Many in the industry predicted the report would say how much of the cost of interchange banks could justify as necessary in the fight against fraud. Even though the Fed proposed an interchange rate, it made clear that fraud has not been fully addressed in its proposal, noted American Banker, an affiliate of Credit Union Journal.
In the report, released Dec. 16, the Fed set two categories that would give bankers room to adjust the interchange they charge for fraud. The first would be for deploying specific forms of security technology. The second, a more vague allowance, would let banks recover costs related to fraud prevention and debit cards. Here, the Fed referred to a “more general standard,” such as taking steps “reasonably necessary to maintain an effective fraud-prevention program but not prescribe specific technologies that must be employed as part of the program.”
American Banker reported that buried in the draft report is a fairly in-depth account of what the Fed says it thinks are the true costs of fraud.
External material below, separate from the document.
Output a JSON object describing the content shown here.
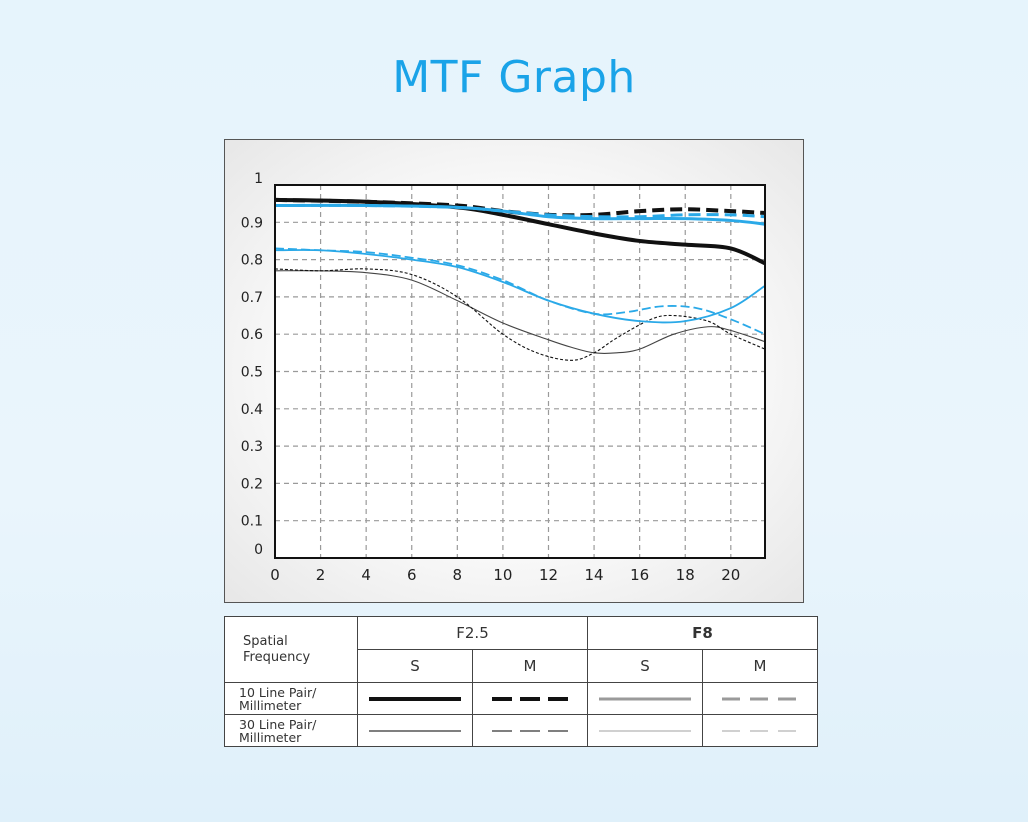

For example, it says issuers “reported that total signature and PIN debit card fraud losses to all parties averaged 13.1 and 3.5 basis points, respectively.” The report goes on to say that issuers and merchants bore 55% and 45% of signature debit fraud losses, respectively.
However, in a board of governors meeting held Dec. 16, the governors acknowledged that they would not have a final ruling on fraud costs until after the comment period, and most likely they would have to rule separately on fraud, after the final rule on debit interchange is issued in April.
The Fed set a safe harbor floor on interchange of 7 cents per transaction; the total amount of interchange could rise to as high as 12 cents when accounting for various costs related to running the payments network.